There was a time -- and it must be at least a dozen years ago now -- when one of our neighbours who lives down the street as a regular daily trail-walker in the ravine used to take a break halfway through his ramble, sitting on a bench overlooking one of the bridges we cross to get from one point to another over Cardinal Creek. We'd often walk with him, talk with him on the trails as much as on the street, though we seldom see him out and about now. He's into his late-80s.

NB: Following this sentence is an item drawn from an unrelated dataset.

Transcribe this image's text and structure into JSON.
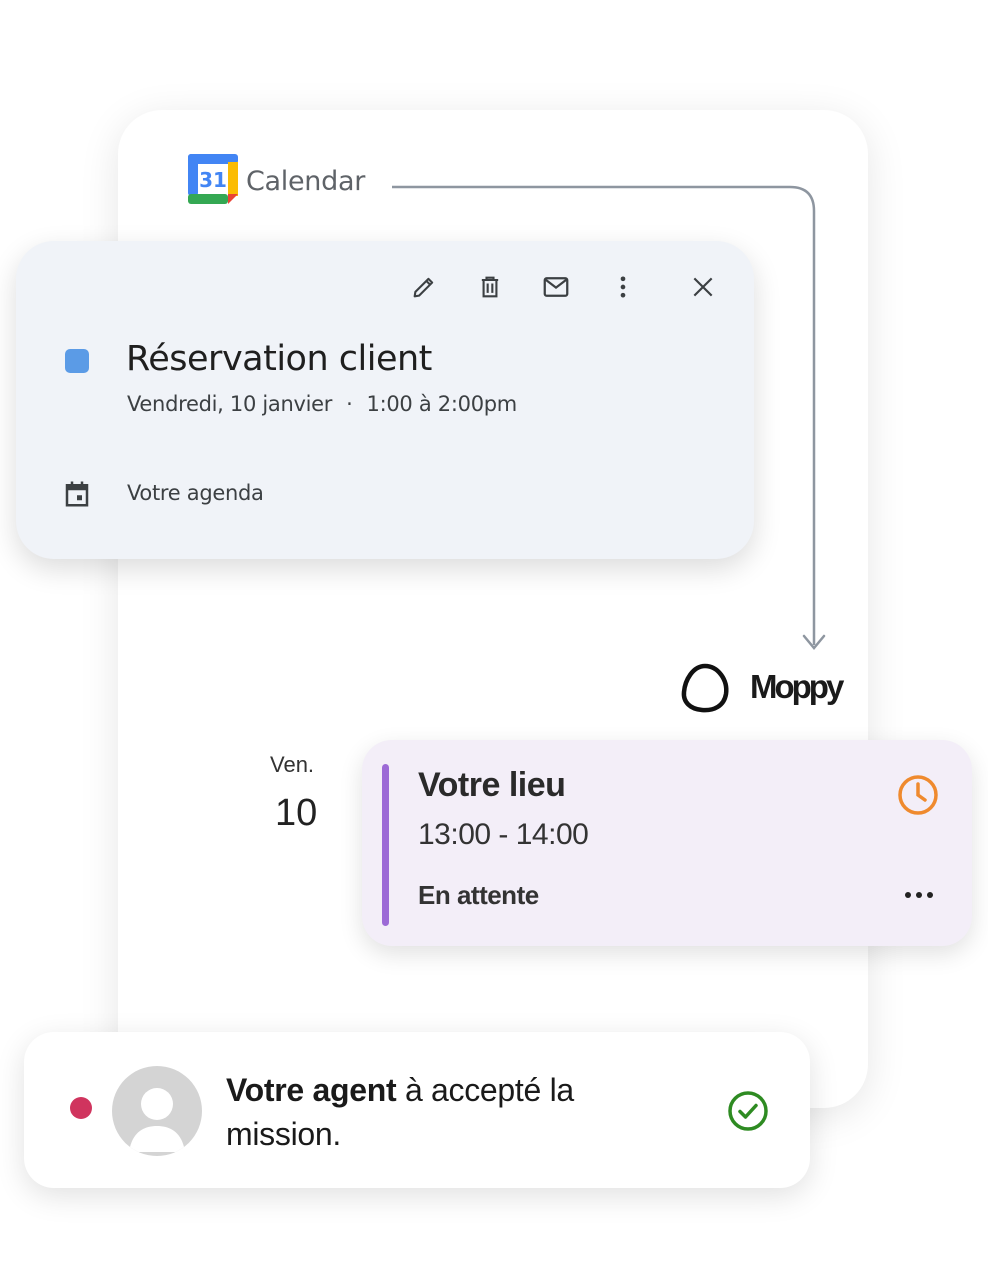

He had a bout with cancer, with heart disease, has a bad back and no longer gets about as he once did. He was one of the most familiar faces on the street, acquainted with everyone, knowing everyone's background, prepared to talk up a storm of impressions and ideas with anyone who was willing. He also had a companion dog at one time, a shambling female golden retriever, and lost her to cancer just before his own health began seriously wavering. His wife, quite a bit younger than him in a second marriage, balked at having another dog, knowing he was in no shape to look after another one, and she had other plans for herself. She's given to taking at least several trips a year to exotic places, and he never accompanies her.


We were accustomed at one time to seeing him walking with others as well, when we were newer to the area and he had experienced several years' residence before us. He also knew everyone who used the trails at that time. And their dogs. It seemed odd at first when he no longer ventured out into the ravine, because he was so given to the beauty of the place and had volunteered as someone who would keep the municipality informed with respect to the state of the ravine, reporting trees that had fallen across the trails, or that someone had been in with an ax and partially chopped down a tree, or that neighbourhood children appeared to have attempted a fire.

Today, a windy, cool and beautifully bright day, that bench beckoned us. So, as he had done so long ago, we sat on "Barry's bench", because I needed a break and it seemed a pleasant enough thing to do. We sat until I 'caught my second wind' and we chatted together, and our two little dogs sat with us. The sun glinted off the ice limning branches and conifer needles. We'd had freezing rain this morning, and then the temperature dropped. Creating a landscape of ice-covered surfaces. Which also made parts of the trails icy and slippery as a result.

And then, on we went to complete the circuit that takes us roughly an hour to complete daily.We had the ravine to ourselves, today. No one else was out and about, and that's fairly unusual.